Cell phone video shows the moment when part of the back roof peeled off during the storm.
“I heard the noise,” said Dr. Camille Pitre. “I was in ICU and I was able to look out of a window and it was just a vortex of debris.”
Four COVID patients were inside the hospital. Dr. Pitre was one of the physicians caring for them, as water started falling down the inside walls and stairwells.
“We spent some time chasing that water with blankets and towels and it was just a losing battle,” said Pitre. “We couldn’t use the elevator. We had to bring patients down the stairs from the second floor to the first floor and we had to travel with equipment and with supplies via stairs, carefully, because that’s where a lot of the water was coming in.”

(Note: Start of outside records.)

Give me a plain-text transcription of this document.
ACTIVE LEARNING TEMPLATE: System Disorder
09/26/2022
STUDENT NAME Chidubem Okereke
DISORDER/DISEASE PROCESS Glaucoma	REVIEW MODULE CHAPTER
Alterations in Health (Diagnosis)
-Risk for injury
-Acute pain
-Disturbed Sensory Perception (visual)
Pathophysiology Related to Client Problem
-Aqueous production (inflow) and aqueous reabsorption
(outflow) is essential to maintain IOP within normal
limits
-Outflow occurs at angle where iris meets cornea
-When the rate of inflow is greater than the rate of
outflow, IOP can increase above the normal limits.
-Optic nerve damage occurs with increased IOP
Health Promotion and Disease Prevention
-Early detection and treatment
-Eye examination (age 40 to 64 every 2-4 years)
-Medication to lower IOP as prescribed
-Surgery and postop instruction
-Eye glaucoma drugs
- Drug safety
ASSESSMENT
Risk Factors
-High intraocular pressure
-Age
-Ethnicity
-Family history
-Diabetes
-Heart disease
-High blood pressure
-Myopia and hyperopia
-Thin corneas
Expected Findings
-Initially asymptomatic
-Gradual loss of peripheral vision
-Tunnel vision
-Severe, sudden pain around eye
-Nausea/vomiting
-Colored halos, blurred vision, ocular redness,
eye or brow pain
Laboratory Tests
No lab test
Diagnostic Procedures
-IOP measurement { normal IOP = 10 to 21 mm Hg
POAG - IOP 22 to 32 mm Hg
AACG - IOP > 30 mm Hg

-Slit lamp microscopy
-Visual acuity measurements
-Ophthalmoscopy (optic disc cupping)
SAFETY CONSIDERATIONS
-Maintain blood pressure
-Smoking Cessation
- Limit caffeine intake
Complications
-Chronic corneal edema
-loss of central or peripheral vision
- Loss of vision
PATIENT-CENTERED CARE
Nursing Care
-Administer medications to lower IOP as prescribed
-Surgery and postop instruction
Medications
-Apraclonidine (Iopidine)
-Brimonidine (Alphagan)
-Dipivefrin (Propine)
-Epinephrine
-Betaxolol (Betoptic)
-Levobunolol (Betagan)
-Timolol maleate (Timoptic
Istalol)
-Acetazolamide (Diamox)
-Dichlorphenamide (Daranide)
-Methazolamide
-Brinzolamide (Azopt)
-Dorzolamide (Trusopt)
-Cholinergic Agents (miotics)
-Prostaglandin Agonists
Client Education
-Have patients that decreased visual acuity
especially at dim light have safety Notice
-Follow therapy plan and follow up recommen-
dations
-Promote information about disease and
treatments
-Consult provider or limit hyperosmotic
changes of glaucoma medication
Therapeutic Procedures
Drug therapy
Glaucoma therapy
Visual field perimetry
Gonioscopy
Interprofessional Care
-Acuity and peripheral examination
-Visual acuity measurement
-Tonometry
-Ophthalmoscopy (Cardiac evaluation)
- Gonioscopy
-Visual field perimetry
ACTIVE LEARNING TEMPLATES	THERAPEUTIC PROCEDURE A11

Once the storm was over, those patients were airlifted to other hospitals. Lady of the Sea was left standing, but unable to care for its community. As a critical access hospital with no power, within two weeks, workers had an emergency department, health clinic and pharmacy operating off generators.
“It’s going to be a long road,” said Collins.
Collins says that long road is at least six months to a year before Lady of the Sea is back in operation.
“Which is a big blow to our community because we are the only hospital within 30 minutes. In some areas we serve, an hour to the next closest hospital,” said Collins.
Knowing this hospital means so much to folks in Lafourche Parish, Collins says medical services are critical right now.
“This community is very devoted to us,” said Collins. “They have supported us through years here and our staff is very, very committed to making sure they get the best care possible.”
The hospital now has a temporary roof as crews remove wet walls and ceiling tiles, salvaging what they can. The inside may be destroyed, but heart of the hospital keeps beating.